Suppose I have two files:
file1.c- contains global definition of an int array of size 10 named "array[10]".
file2.c- contains an int pointer named "extern int *array", here I am trying to link this pointer to array.
But when I check the address of array in file1.c and pointer value in file2.c, they are both different. Why it is happening?
That doesn't work, in file2.c, you need
extern int array[];
since arrays and pointers are not the same thing.

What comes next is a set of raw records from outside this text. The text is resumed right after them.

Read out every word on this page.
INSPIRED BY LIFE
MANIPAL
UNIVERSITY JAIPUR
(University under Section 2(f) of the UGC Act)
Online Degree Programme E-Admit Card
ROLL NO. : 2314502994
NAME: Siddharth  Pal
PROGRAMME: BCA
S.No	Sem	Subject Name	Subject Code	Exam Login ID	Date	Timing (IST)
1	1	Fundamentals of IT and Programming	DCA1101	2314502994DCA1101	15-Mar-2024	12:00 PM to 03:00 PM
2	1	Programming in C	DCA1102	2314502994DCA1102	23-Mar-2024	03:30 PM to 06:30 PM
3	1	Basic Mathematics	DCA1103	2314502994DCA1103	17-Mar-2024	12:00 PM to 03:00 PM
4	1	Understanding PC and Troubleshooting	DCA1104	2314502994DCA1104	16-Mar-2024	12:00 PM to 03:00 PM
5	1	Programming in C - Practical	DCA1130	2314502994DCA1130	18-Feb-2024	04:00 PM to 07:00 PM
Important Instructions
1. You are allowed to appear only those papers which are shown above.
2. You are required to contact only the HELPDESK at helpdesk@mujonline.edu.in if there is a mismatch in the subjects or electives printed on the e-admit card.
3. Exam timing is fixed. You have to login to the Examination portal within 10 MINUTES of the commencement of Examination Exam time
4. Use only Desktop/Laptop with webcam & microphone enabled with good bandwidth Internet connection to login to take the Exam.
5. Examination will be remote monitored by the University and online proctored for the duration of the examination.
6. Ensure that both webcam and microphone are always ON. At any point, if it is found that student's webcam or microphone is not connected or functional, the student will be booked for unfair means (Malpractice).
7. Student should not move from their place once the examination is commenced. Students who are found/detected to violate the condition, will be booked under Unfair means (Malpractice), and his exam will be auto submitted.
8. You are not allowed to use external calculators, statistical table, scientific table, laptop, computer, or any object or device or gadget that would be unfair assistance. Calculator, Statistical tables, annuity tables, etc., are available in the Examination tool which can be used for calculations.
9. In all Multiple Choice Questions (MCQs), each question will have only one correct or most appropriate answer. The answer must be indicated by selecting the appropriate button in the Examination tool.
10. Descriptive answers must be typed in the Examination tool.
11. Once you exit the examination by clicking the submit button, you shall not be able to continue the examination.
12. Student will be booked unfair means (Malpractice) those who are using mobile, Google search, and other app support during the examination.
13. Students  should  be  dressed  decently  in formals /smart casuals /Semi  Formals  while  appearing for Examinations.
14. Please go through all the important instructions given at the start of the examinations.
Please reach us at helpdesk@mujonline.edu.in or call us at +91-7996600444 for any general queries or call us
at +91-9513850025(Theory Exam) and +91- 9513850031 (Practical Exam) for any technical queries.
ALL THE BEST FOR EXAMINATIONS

Both declarations must have the compatible types, and int* is not compatible with int[N].
What actually happens is not specified, the programme is ill-formed with extern int *array;, but probably, the first sizeof(int*) bytes of the array are interpreted as an address.
extern1.c
#include <stdio.h>
extern int *array;
int test();
int main(int argc, char *argv[])
{
printf ("in main: array address = %x\n", array);
test();
return 0;
}
extern2.c
int array[10] = {1, 2, 3};
int test()
{
printf ("in test: array address = %x\n", array);
return 0;
}
The output:
in main: array address = 1
in test: array address = 804a040
And the assemble code:
08048404 <main>:
8048404: 55 push %ebp
8048405: 89 e5 mov %esp,%ebp
8048407: 83 e4 f0 and $0xfffffff0,%esp
804840a: 83 ec 10 sub $0x10,%esp
804840d: 8b 15 40 a0 04 08 mov 0x804a040,%edx <--------- this (1)
8048413: b8 20 85 04 08 mov $0x8048520,%eax
8048418: 89 54 24 04 mov %edx,0x4(%esp)
804841c: 89 04 24 mov %eax,(%esp)
804841f: e8 dc fe ff ff call 8048300 <printf#plt>
8048424: e8 07 00 00 00 call 8048430 <test>
8048429: b8 00 00 00 00 mov $0x0,%eax
804842e: c9 leave
804842f: c3 ret
08048430 <test>:
8048430: 55 push %ebp
8048431: 89 e5 mov %esp,%ebp
8048433: 83 ec 18 sub $0x18,%esp
8048436: c7 44 24 04 40 a0 04 movl $0x804a040,0x4(%esp) <------- this (2)
804843d: 08
804843e: c7 04 24 3d 85 04 08 movl $0x804853d,(%esp)
8048445: e8 b6 fe ff ff call 8048300 <printf#plt>
804844a: b8 00 00 00 00 mov $0x0,%eax
804844f: c9 leave
8048450: c3 ret
Pay attention to the <------- in the assemble code. You can see in main function the array is array[0] and in test function the array is the address.